During WWII some of the people were not caught by the Nazi soldiers and put into camps or ghettos. Many of them were constantly running and hiding, some for the entire war. Polina and Yafim’s family were one of them. In fact, their entire extended families were in hiding together, in a vegetable cellar in the middle of a field.
Polina (age 5 years) and Yafim (age 3 years), their mother, several aunts and uncles and more cousins were all staying hidden in a large vegetable cellar located not far from the house. During the day they all slept and stayed quiet. At night they would go to the house to wash, stretch, talk, make meals and use the toilet. So far they had all been successful in their endeavor to remain hidden. But one night was different as Polina indicates,
“This one night Yafim was quite sound asleep and their mother decided to allow him to continue sleeping while they went in the house. Everyone was happy to be out of the cellar and enjoying the time in the house. I needed to use the toilet and my mother took me to it. After we were in we heard shouts and screams and shooting. My mother and I stood on top of the toilet staring at the door, expecting it to open any minute. I was praying for the soldiers to not open the door. We heard them going through the house, slamming every door open. We no longer heard any family, just soldiers checking all the rooms. Then it was quiet. We stood on the toilet for awhile longer, then my mother quietly looked out.
“The soldiers had come in and shot some of our family and taken the rest of them away. Everyone was gone. My mother took me back to the vegetable cellar and Yafim was still sleeping.
“From that day on, for two years, Yafim and I never left the vegetable cellar or saw the sun. Our mother went out at night to get food and brought it back. I was terrified every time she left, not knowing if she would return.
“At the end of the war we finally went out in the sun and walked to the nearby town. There we found out all the rest of our family members had been sent to a concentration camp and all were murdered. We were the only ones left.

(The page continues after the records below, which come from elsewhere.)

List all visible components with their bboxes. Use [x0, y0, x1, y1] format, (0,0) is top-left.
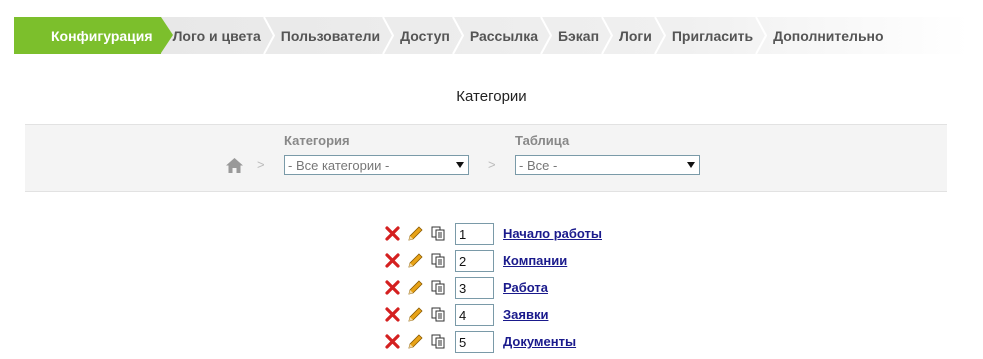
tab-logo-colors[interactable]: Лого и цвета	[161, 17, 275, 54]
tab-label: Конфигурация	[51, 27, 153, 44]
order-input[interactable]	[455, 331, 494, 353]
copy-icon[interactable]	[431, 253, 446, 268]
page-title: Категории	[456, 88, 527, 105]
home-icon[interactable]	[226, 158, 243, 173]
tab-label: Пригласить	[671, 27, 754, 44]
delete-icon[interactable]	[385, 280, 400, 295]
tab-configuration[interactable]: Конфигурация	[14, 17, 173, 54]
tab-label: Дополнительно	[773, 27, 884, 44]
pencil-icon[interactable]	[408, 226, 423, 241]
delete-icon[interactable]	[385, 334, 400, 349]
delete-icon[interactable]	[385, 253, 400, 268]
pencil-icon[interactable]	[408, 280, 423, 295]
category-link[interactable]: Начало работы	[503, 226, 602, 241]
tab-backup[interactable]: Бэкап	[546, 17, 614, 54]
table-select[interactable]: - Все -	[515, 155, 700, 175]
breadcrumb-separator: >	[488, 157, 496, 172]
dropdown-arrow-icon	[687, 162, 695, 168]
order-input[interactable]	[455, 304, 494, 326]
copy-icon[interactable]	[431, 226, 446, 241]
dropdown-arrow-icon	[456, 162, 464, 168]
tab-label: Пользователи	[280, 27, 381, 44]
category-select-value: - Все категории -	[288, 158, 390, 173]
category-link[interactable]: Работа	[503, 280, 548, 295]
category-link[interactable]: Документы	[503, 334, 576, 349]
tab-invite[interactable]: Пригласить	[660, 17, 768, 54]
config-tabs: Конфигурация Лого и цвета Пользователи Д…	[14, 17, 969, 54]
tab-label: Рассылка	[469, 27, 538, 44]
breadcrumb-separator: >	[257, 157, 265, 172]
chevron-separator	[382, 17, 395, 54]
tab-label: Доступ	[400, 27, 450, 44]
category-select[interactable]: - Все категории -	[284, 155, 469, 175]
copy-icon[interactable]	[431, 334, 446, 349]
table-select-value: - Все -	[519, 158, 558, 173]
tab-access[interactable]: Доступ	[388, 17, 464, 54]
order-input[interactable]	[455, 250, 494, 272]
category-label: Категория	[284, 133, 350, 148]
tab-label: Бэкап	[557, 27, 600, 44]
chevron-separator	[601, 17, 614, 54]
order-input[interactable]	[455, 277, 494, 299]
chevron-separator	[755, 17, 768, 54]
tab-label: Лого и цвета	[172, 27, 261, 44]
tab-users[interactable]: Пользователи	[269, 17, 395, 54]
chevron-separator	[540, 17, 552, 54]
category-link[interactable]: Компании	[503, 253, 567, 268]
chevron-separator	[451, 17, 464, 54]
pencil-icon[interactable]	[408, 334, 423, 349]
delete-icon[interactable]	[385, 307, 400, 322]
tab-label: Логи	[619, 27, 652, 44]
table-label: Таблица	[515, 133, 570, 148]
copy-icon[interactable]	[431, 307, 446, 322]
tab-mailing[interactable]: Рассылка	[458, 17, 552, 54]
tab-additional[interactable]: Дополнительно	[761, 17, 891, 54]
order-input[interactable]	[455, 223, 494, 245]
tab-logs[interactable]: Логи	[607, 17, 666, 54]
pencil-icon[interactable]	[408, 307, 423, 322]
pencil-icon[interactable]	[408, 253, 423, 268]
copy-icon[interactable]	[431, 280, 446, 295]
chevron-separator	[262, 17, 275, 54]
chevron-separator	[653, 17, 666, 54]
filter-bar: > Категория - Все категории - > Таблица …	[25, 124, 947, 192]
delete-icon[interactable]	[385, 226, 400, 241]
category-link[interactable]: Заявки	[503, 307, 548, 322]
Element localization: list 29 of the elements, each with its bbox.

“You see,” Polina said, “You asked us to turn on the lights. We were so used to the dark during those two years we are used to it now. Besides that, electricity is so expensive we can’t really afford to pay for lights or TV.”
Now that we understood, we knew there was something we could do. Not wanting them to remain in the dark, we arranged to give them food vouchers for their groceries, thereby freeing up shekels to pay for their electric.
Recently we worked with Saxon Friends of Israel, a group of German craftsmen who do renovations for Survivors. With much gratitude, Polina and Yafim accepted a new bathroom and a new kitchen that were very badly needed in their apartment.
Today Polina and Yafim seem to have left a lot of their traumatic past behind and appreciate friendship and kindness.